Le cadre d'arbitrage international lui-même s'est depuis longtemps avéré être une alternative appropriée au litige et continuera de l'être à l'avenir. Compte tenu de l'histoire de Londres en tant que siège d'arbitrage dominant et de la volonté des tribunaux anglais de soutenir l'arbitrage, il est peu probable que la popularité de l'arbitrage diminue de sitôt.
Notes de bas de page
1 Convention pour la reconnaissance et l'exécution des sentences arbitrales étrangères (New York, 1958).
2 Convention, NewYork. "La Convention de New York". Convention d'arbitrage de New York, www.newyorkconvention.org/.
3 Règlement (UE) n° 1215/2012 du Parlement européen et du Conseil du 12 décembre 2012 concernant la compétence judiciaire, la reconnaissance et l'exécution des décisions en matière civile et commerciale.
4 Varapnickas, T. [2018] Brexit and Arbitration : Que se passe-t-il ensuite ? Documents de la 5e conférence internationale des doctorants et des jeunes chercheurs.
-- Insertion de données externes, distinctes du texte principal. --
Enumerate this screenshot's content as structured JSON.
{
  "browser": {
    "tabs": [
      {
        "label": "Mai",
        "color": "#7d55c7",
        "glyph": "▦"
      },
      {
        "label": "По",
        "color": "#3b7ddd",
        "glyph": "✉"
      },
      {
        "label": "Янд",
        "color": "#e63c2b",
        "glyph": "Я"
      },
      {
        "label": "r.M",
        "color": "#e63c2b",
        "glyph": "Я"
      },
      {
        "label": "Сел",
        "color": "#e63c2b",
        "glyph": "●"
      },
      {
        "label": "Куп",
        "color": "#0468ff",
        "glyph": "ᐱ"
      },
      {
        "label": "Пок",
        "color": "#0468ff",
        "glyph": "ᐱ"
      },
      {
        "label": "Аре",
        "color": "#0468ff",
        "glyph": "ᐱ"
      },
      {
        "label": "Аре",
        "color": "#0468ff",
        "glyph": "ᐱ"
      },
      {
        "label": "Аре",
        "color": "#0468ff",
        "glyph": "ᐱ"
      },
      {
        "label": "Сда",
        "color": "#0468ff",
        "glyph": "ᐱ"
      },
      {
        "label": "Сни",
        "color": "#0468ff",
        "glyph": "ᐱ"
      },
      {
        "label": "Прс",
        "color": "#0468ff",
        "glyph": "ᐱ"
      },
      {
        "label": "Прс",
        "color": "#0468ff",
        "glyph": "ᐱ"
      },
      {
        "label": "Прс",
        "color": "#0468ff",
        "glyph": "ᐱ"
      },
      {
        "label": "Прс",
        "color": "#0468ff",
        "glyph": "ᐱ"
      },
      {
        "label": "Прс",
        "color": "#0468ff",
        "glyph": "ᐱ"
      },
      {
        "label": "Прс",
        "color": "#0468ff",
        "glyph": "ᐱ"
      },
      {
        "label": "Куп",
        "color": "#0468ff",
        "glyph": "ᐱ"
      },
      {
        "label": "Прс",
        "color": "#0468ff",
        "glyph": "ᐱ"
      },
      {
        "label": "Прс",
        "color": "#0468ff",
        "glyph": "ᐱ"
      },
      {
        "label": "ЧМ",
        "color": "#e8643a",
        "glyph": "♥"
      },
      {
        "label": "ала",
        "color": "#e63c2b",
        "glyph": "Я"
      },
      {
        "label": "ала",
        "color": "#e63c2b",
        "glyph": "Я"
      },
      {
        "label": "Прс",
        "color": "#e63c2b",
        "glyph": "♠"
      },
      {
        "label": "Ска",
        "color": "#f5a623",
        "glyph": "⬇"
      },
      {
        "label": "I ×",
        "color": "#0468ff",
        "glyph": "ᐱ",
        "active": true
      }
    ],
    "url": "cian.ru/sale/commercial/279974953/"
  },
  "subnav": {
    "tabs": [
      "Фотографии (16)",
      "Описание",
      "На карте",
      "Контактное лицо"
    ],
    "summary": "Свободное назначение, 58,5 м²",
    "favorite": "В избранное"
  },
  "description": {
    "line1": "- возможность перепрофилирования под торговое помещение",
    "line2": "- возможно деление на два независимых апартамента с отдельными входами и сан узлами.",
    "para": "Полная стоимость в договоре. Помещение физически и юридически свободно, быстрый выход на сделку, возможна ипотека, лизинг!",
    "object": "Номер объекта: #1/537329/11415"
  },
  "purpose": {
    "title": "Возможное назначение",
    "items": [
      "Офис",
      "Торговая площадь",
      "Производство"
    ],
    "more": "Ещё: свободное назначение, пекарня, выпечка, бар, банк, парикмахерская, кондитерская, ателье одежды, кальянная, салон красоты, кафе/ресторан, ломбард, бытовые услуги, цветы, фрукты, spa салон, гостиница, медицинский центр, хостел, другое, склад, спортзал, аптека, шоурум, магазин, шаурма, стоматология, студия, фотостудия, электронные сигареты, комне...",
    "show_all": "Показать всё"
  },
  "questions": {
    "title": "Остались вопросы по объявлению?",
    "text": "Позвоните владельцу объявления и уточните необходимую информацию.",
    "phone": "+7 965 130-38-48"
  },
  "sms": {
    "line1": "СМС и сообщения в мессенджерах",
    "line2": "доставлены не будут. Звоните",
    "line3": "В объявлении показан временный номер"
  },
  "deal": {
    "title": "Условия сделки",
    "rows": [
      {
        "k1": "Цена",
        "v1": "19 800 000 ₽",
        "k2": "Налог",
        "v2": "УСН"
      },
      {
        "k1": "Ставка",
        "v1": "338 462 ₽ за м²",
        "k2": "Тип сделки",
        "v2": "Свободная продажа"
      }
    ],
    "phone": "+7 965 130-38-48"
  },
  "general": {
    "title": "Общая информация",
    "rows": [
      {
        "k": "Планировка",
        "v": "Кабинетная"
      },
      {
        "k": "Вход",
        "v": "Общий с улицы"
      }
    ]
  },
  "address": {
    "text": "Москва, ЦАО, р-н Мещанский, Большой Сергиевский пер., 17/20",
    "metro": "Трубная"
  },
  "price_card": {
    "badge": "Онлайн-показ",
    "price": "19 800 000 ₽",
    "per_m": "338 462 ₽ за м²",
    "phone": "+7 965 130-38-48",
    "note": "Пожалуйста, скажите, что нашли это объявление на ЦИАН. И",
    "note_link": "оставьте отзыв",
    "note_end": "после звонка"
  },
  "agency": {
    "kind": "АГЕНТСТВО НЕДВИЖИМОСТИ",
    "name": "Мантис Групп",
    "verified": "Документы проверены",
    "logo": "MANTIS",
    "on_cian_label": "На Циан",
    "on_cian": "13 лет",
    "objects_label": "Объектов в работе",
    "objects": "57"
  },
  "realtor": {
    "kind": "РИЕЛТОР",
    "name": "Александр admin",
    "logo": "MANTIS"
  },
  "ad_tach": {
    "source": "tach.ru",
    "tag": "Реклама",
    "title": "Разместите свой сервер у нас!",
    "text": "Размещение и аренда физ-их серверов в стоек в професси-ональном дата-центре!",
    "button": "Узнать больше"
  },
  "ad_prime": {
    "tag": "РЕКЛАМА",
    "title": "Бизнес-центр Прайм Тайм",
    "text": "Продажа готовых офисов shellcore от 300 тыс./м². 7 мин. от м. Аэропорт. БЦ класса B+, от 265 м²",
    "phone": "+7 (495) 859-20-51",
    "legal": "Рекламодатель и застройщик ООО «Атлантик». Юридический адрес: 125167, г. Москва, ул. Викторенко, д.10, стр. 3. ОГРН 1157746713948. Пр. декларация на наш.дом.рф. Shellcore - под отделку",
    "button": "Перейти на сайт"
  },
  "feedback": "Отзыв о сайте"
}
Disponible à l'adresse suivante : https://papers.ssrn.com/sol3/papers.cfm?abstract_id=3121532 [consulté le 30.12.2020].
5 Bermann, G. A. [1990] The Use of Anti-Suit Injunctions in International Litigation, 28 COLUM. J. TRANSNAT'L. L. 589 Disponible à l'adresse suivante https://scholarship.law.columbia.edu/faculty_scholarship/2105 [consulté le 01.01.2021].
6 Rodgers, James, et Simon Goodall. "Quel sera l'impact de Brexit sur l'arbitrage en Angleterre et au Pays de Galles ?" Quel sera l'impact de l'arbitrage Brexit en Angleterre et au Pays de Galles ? Norton Rose Fulbright, septembre 2016, www.nortonrosefulbright.com/en-gb/knowledge/publications/a655ac50/how-will-brexit-impact-arbitration-in-england-and-wales.
7 Disponible à l'adresse suivante http://curia.europa.eu/juris/liste.jsf?language=en&num=C-159/02.
8 Convention concernant la compétence judiciaire et l'exécution des décisions en matière civile et commerciale (Bruxelles, 1968), disponible à l'adresse https://eur-lex.europa.eu/legal-content/EN/ALL/?uri=CELEX%3A41968A0927%2801%29.
9 Disponible à l'adresse suivante https://eur-lex.europa.eu/legal-content/EN/TXT/?uri=CELEX%3A62007CJ0185.
10 Disponible à l'adresse suivante https://eur-lex.europa.eu/legal-content/EN/TXT/?uri=CELEX%3A62013CJ0536.
11 Disponible à l'adresse suivante https://iccwbo.org/dispute-resolution-services/arbitration/rules-of-arbitration/.
12 Disponible à l'adresse suivante https://www.intracen.org/International-Arbitration-Rules-of-the-American-Arbitration-Association-2001/.
13 Disponible à l'adresse suivante https://www.lcia.org/Dispute_Resolution_Services/lcia-arbitration-rules-2020.aspx#Article%2026.
14 Disponible à l'adresse suivante https://uncitral.un.org/sites/uncitral.un.org/files/media-documents/uncitral/en/arb-rules-revised-2010-e.pdf.
Le contenu de cet article est destiné à fournir un guide général sur le sujet. Il convient de demander l'avis d'un spécialiste sur votre situation particulière.